In the simplest sense, Home Tonight is organized into three parts – the younger son, the older son and the father. But the lectures are crafted such that the chapters focus more intentionally on what it means to return home after hurting those you love, what it means to have stayed behind and what it means to be the home-giver, waiting to bless those who return and those who stay. While not dramatically different than his other books, Home Tonight is more direct, more didactic, more thoughts-in-progress. You know you are reading a lecture, hearing Nouwen’s passion. Each chapter has a practical component with specific suggestions for “listening, journaling and communing,” followed by a “wisdom practice for those on a spiritual journey.” These would be suitable for an individual or a small group.

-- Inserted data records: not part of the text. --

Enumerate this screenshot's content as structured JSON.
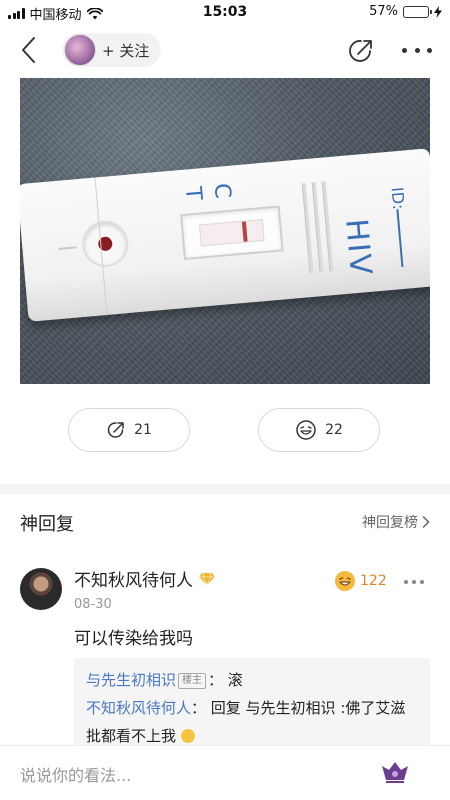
{
  "status_bar": {
    "carrier": "中国移动",
    "time": "15:03",
    "battery": "57%",
    "battery_level": 0.57
  },
  "nav": {
    "follow_label": "+ 关注"
  },
  "photo": {
    "strip_label_c": "C",
    "strip_label_t": "T",
    "strip_label_hiv": "HIV",
    "strip_label_id": "ID:"
  },
  "actions": {
    "share_count": "21",
    "like_count": "22"
  },
  "section": {
    "title": "神回复",
    "link": "神回复榜"
  },
  "comment": {
    "author": "不知秋风待何人",
    "time": "08-30",
    "likes": "122",
    "text": "可以传染给我吗",
    "replies": [
      {
        "name": "与先生初相识",
        "tag": "楼主",
        "text": "：  滚"
      },
      {
        "name": "不知秋风待何人",
        "text": "：  回复 与先生初相识 :佛了艾滋批都看不上我"
      }
    ]
  },
  "bottom": {
    "placeholder": "说说你的看法..."
  },
  "colors": {
    "accent_link": "#4a78c4",
    "like_orange": "#e0862a",
    "battery_green": "#4cd964"
  }
}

It may be my own bias, but the gems of Home Tonight are the chapters on the older son, on resentment. Nouwen was an older brother; Nouwen chose responsibility over self-exploratory adventure; and Nouwen was intimately acquainted with the inner ravage of resentment. He describes it as the "curse of the faithful, the virtuous, the obedient and the hardworking" and writes insightfully about how it takes hold:
[I]n our efforts to be pious, we eat up angry feelings and do not make them known, resentment begins.… With time, as unattended anger builds in a given relationship or life situation one becomes progressively more irate. The constant swallowing up of negative feelings causes them to pervade the inner universe and usurp one’s power to relate in a truly loving way. Gradually it is no longer hot anger but grows cold and settles itself deep into the innermost heart. And over the long term, resentment becomes a way of being (pp. 59-60).
This is not the book for those first meeting Nouwen. For the unfamiliar, Home Tonight will feel more context-less and under-edited than the works published in his lifetime. If you are new to Nouwen, start with The Return of the Prodigal Son or The Wounded Healer (ideal for pastors in particular). Save Home Tonight for later.
The great blessing of this posthumous work is Nouwen himself, his words spoken in great love -- gentle, humble, passionately wanting you to find the rest and peace in God’s great love for you. He is as truthful and simple as ever.
Rest assured, Home Tonight is not a publisher’s ploy to capitalize (or not entirely!); it is the gift we Nouwen devotees would never have thought might come – another book of his on the shelf. Enjoy.